Me? I was too unforgiving when my dad, soon after mom died, married an old friend whose husband had also passed away.
Of course I wrongly felt he was somehow betraying mom. I was wrong, again, when I later blamed that friend for the breakup of her marriage to my dad.
The heart wants what the heart wants. It aches when it aches. And sometimes, when the ache dulls, the heart changes. I didn't understand that then. I do now.
My dad? He was wrong, when I finally found the love of my life, to reject her at first because she wasn't of our faith.
Years later, on his death bed, he would tell one of his nurses that my wife had become "more than a daughter" to him.
He was thinking about all those years that she had loved him, even, at the very end, in the final stages of her pregnancy, still coming to see him every day she could.
I think my dad finally figured out, as I did, that my wife had become the conciliator between us that his wife, my mom, had been when I was a child - the one person who could always bring us back together because we both loved her so.
So a word of friendly advice to you on this Father's Day, if you're still lucky enough to have your dad, or mom, around.
Tell them you love them.

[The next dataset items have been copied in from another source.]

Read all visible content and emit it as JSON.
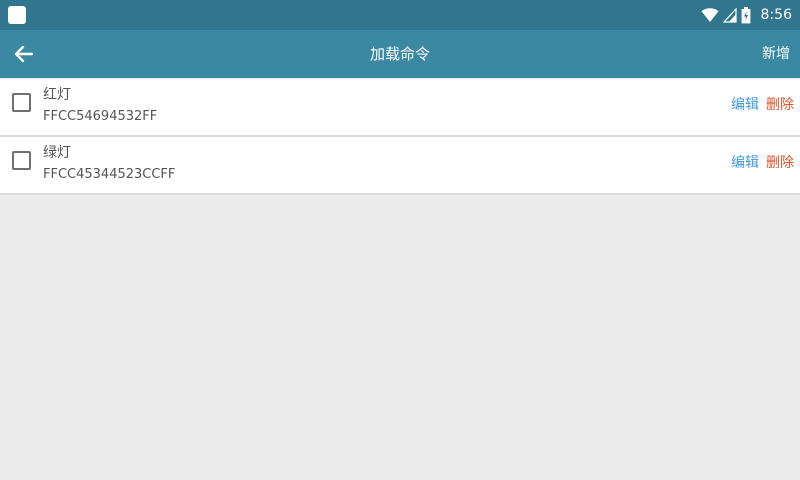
{
  "status_bar": {
    "time": "8:56",
    "icons": [
      "app-icon",
      "wifi-icon",
      "signal-icon",
      "battery-icon"
    ]
  },
  "app_bar": {
    "back_icon": "arrow-left-icon",
    "title": "加载命令",
    "add_label": "新增"
  },
  "colors": {
    "status_bar": "#31758e",
    "app_bar": "#3a88a2",
    "edit": "#3e9ad9",
    "delete": "#e0522a",
    "background": "#ebebeb"
  },
  "commands": [
    {
      "name": "红灯",
      "code": "FFCC54694532FF",
      "edit_label": "编辑",
      "delete_label": "删除",
      "checked": false
    },
    {
      "name": "绿灯",
      "code": "FFCC45344523CCFF",
      "edit_label": "编辑",
      "delete_label": "删除",
      "checked": false
    }
  ]
}
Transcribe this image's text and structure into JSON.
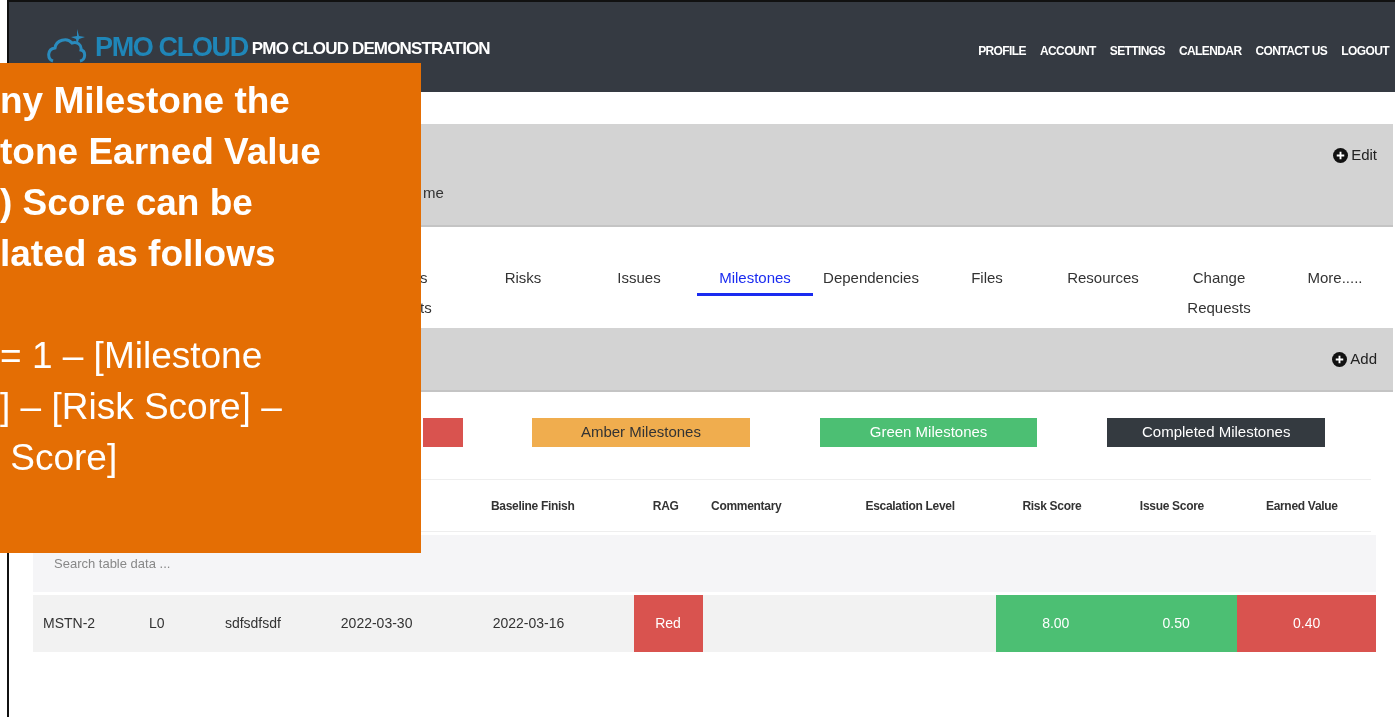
{
  "header": {
    "logo": "PMO CLOUD",
    "title": "PMO CLOUD DEMONSTRATION",
    "nav": [
      "PROFILE",
      "ACCOUNT",
      "SETTINGS",
      "CALENDAR",
      "CONTACT US",
      "LOGOUT"
    ]
  },
  "project_panel": {
    "fragment": "me",
    "action": "Edit"
  },
  "tabs": [
    {
      "label": "s\nts",
      "selected": false
    },
    {
      "label": "Risks",
      "selected": false
    },
    {
      "label": "Issues",
      "selected": false
    },
    {
      "label": "Milestones",
      "selected": true
    },
    {
      "label": "Dependencies",
      "selected": false
    },
    {
      "label": "Files",
      "selected": false
    },
    {
      "label": "Resources",
      "selected": false
    },
    {
      "label": "Change\nRequests",
      "selected": false
    },
    {
      "label": "More.....",
      "selected": false
    }
  ],
  "milestones_panel": {
    "action": "Add"
  },
  "filters": [
    {
      "color": "#d9534f"
    },
    {
      "label": "Amber Milestones",
      "color": "#f0ad4e"
    },
    {
      "label": "Green Milestones",
      "color": "#4cbf73"
    },
    {
      "label": "Completed Milestones",
      "color": "#343a40"
    }
  ],
  "table": {
    "columns": [
      "",
      "",
      "",
      "",
      "Baseline Finish",
      "RAG",
      "Commentary",
      "Escalation Level",
      "Risk Score",
      "Issue Score",
      "Earned Value"
    ],
    "search": {
      "placeholder": "Search table data ..."
    },
    "rows": [
      {
        "cells": [
          {
            "text": "MSTN-2"
          },
          {
            "text": "L0"
          },
          {
            "text": "sdfsdfsdf"
          },
          {
            "text": "2022-03-30"
          },
          {
            "text": "2022-03-16"
          },
          {
            "text": "Red",
            "color": "#d9534f"
          },
          {},
          {},
          {
            "text": "8.00",
            "color": "#4cbf73"
          },
          {
            "text": "0.50",
            "color": "#4cbf73"
          },
          {
            "text": "0.40",
            "color": "#d9534f"
          }
        ]
      }
    ]
  },
  "callout": {
    "heading": "ny Milestone the\ntone Earned Value\n) Score can be\nlated as follows",
    "formula": "= 1 – [Milestone\n] – [Risk Score] –\n Score]"
  }
}
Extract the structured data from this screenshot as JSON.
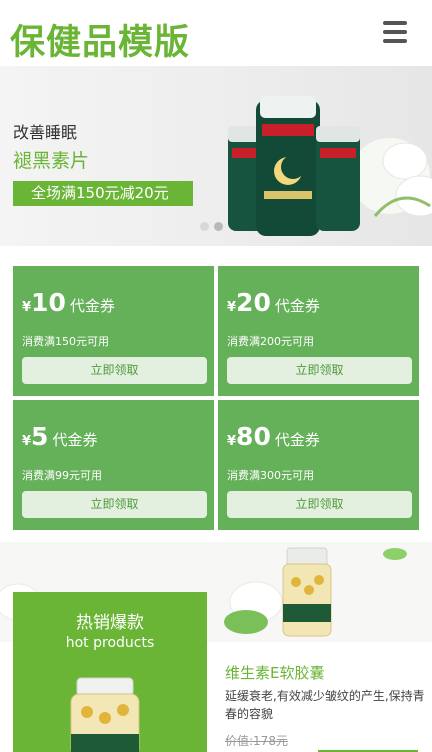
{
  "header": {
    "logo": "保健品模版",
    "menu_icon": "menu-icon"
  },
  "banner": {
    "subtitle": "改善睡眠",
    "title": "褪黑素片",
    "promo": "全场满150元减20元",
    "dots": 2,
    "active_dot": 1
  },
  "coupons": [
    {
      "currency": "¥",
      "amount": "10",
      "label": "代金券",
      "condition": "消费满150元可用",
      "button": "立即领取"
    },
    {
      "currency": "¥",
      "amount": "20",
      "label": "代金券",
      "condition": "消费满200元可用",
      "button": "立即领取"
    },
    {
      "currency": "¥",
      "amount": "5",
      "label": "代金券",
      "condition": "消费满99元可用",
      "button": "立即领取"
    },
    {
      "currency": "¥",
      "amount": "80",
      "label": "代金券",
      "condition": "消费满300元可用",
      "button": "立即领取"
    }
  ],
  "hot": {
    "title": "热销爆款",
    "subtitle": "hot products"
  },
  "product": {
    "name": "维生素E软胶囊",
    "description": "延缓衰老,有效减少皱纹的产生,保持青春的容貌",
    "price": "价值:178元"
  },
  "colors": {
    "brand": "#6ab536",
    "coupon_bg": "#65b15a",
    "button_bg": "#e3f0df"
  }
}
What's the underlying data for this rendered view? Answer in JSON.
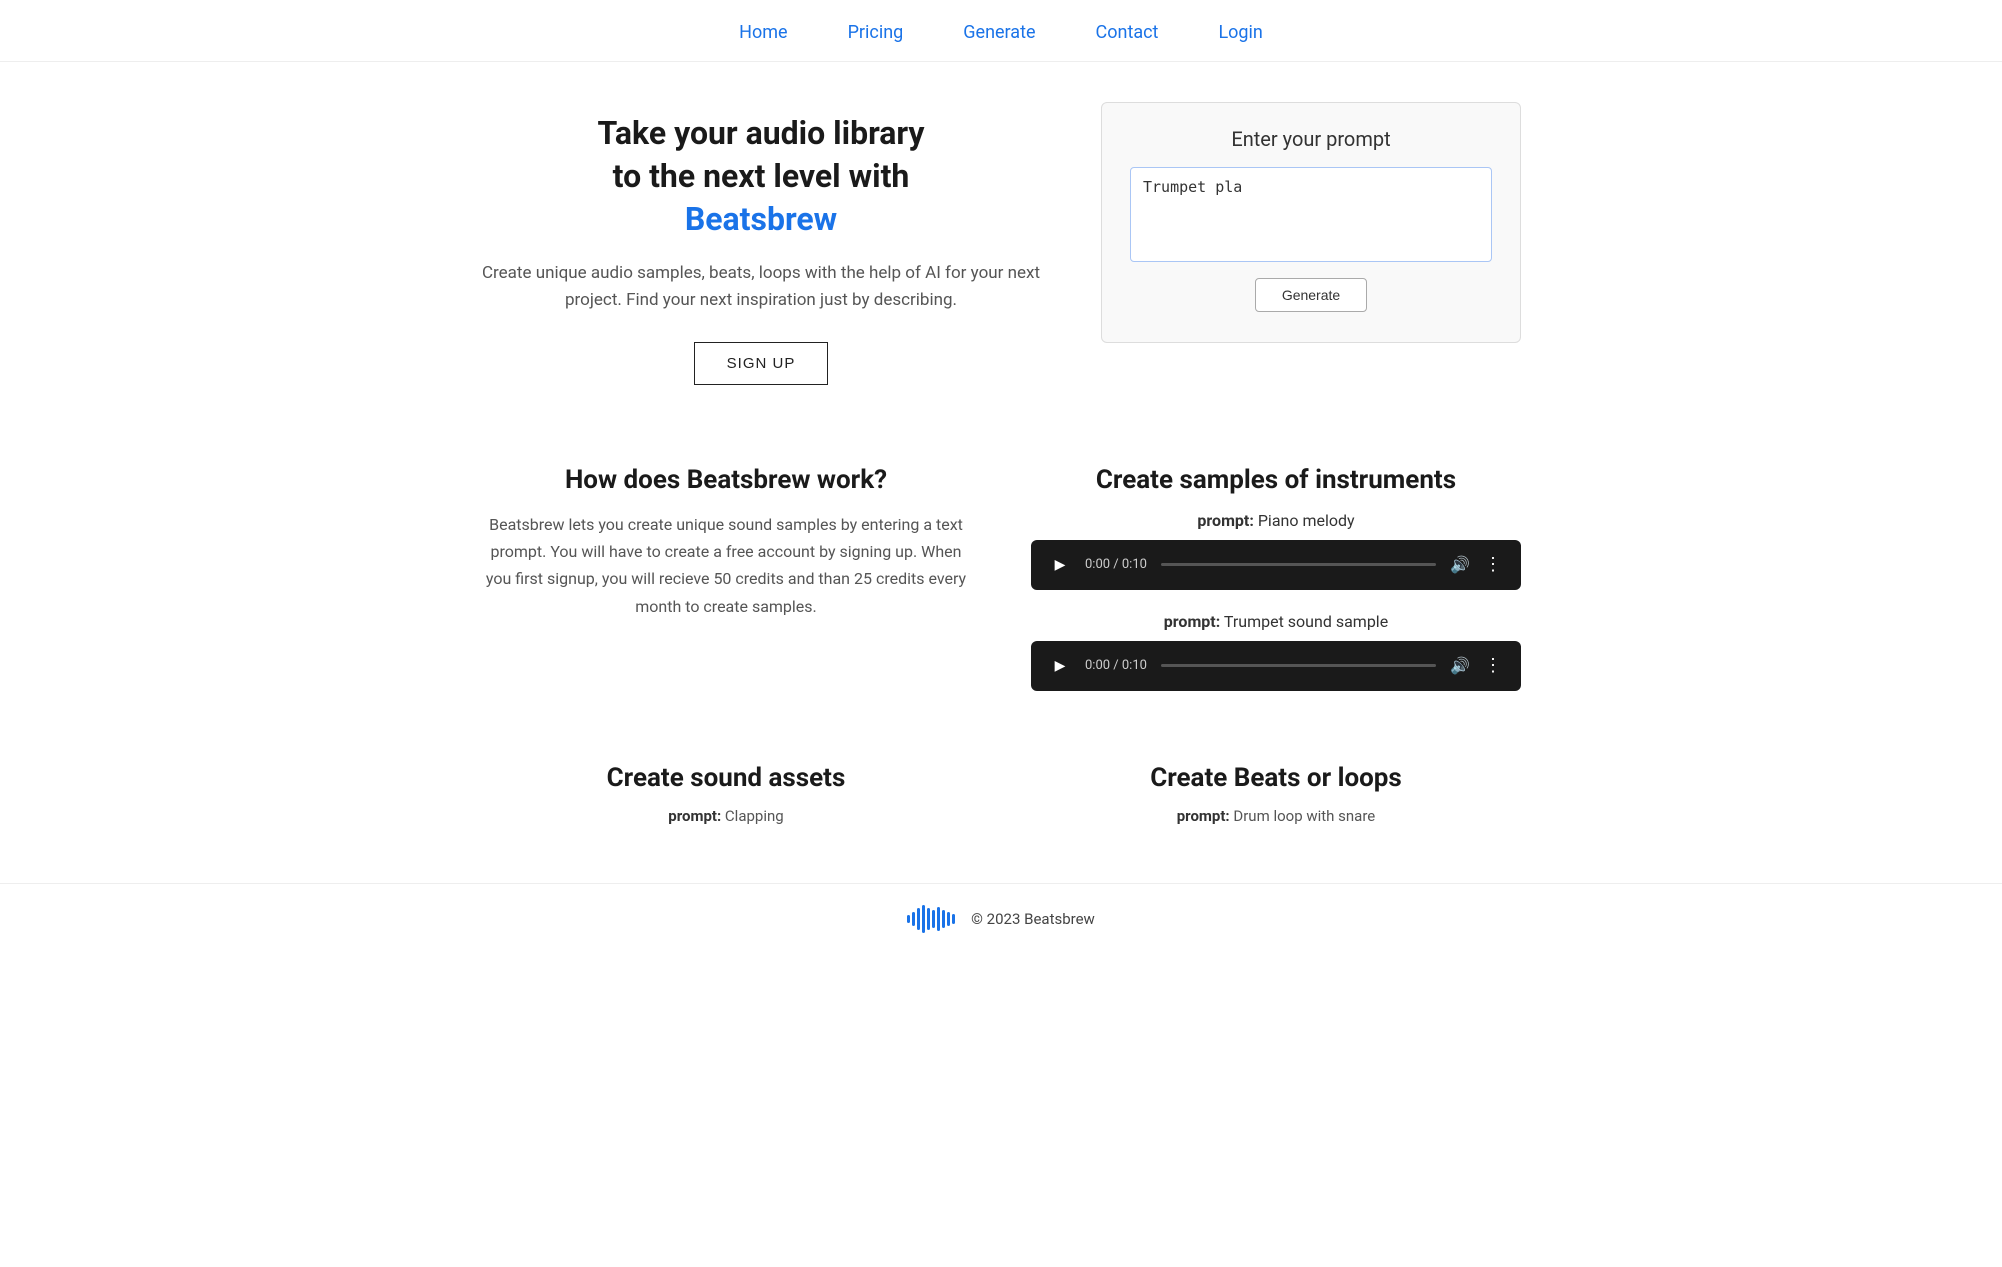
{
  "nav": {
    "items": [
      {
        "label": "Home",
        "href": "#"
      },
      {
        "label": "Pricing",
        "href": "#"
      },
      {
        "label": "Generate",
        "href": "#"
      },
      {
        "label": "Contact",
        "href": "#"
      },
      {
        "label": "Login",
        "href": "#"
      }
    ]
  },
  "hero": {
    "heading_line1": "Take your audio library",
    "heading_line2": "to the next level with",
    "brand": "Beatsbrew",
    "description": "Create unique audio samples, beats, loops with the help of AI for your next project. Find your next inspiration just by describing.",
    "signup_label": "SIGN UP",
    "prompt_box": {
      "title": "Enter your prompt",
      "textarea_value": "Trumpet pla",
      "textarea_placeholder": "Trumpet pla",
      "generate_label": "Generate"
    }
  },
  "how_section": {
    "heading": "How does Beatsbrew work?",
    "description": "Beatsbrew lets you create unique sound samples by entering a text prompt. You will have to create a free account by signing up. When you first signup, you will recieve 50 credits and than 25 credits every month to create samples."
  },
  "instruments_section": {
    "heading": "Create samples of instruments",
    "prompt1_label": "prompt:",
    "prompt1_value": "Piano melody",
    "player1_time": "0:00 / 0:10",
    "prompt2_label": "prompt:",
    "prompt2_value": "Trumpet sound sample",
    "player2_time": "0:00 / 0:10"
  },
  "sound_assets_section": {
    "heading": "Create sound assets",
    "prompt_label": "prompt:",
    "prompt_value": "Clapping"
  },
  "beats_section": {
    "heading": "Create Beats or loops",
    "prompt_label": "prompt:",
    "prompt_value": "Drum loop with snare"
  },
  "footer": {
    "copyright": "© 2023 Beatsbrew"
  }
}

If you're feuding, let it go. If you can't let it go, lay it down. You can fight tomorrow. But you can still tell your parents you love them today.
Most of all, don't waste time. Don't make the mistake of thinking your parents will always be around or that you'll always have the chance to make amends. Time flies.
Some day your parents won't be there. Some day you'll only be able to talk to them in your thoughts, with words you can only hope they somehow hear. Words like these.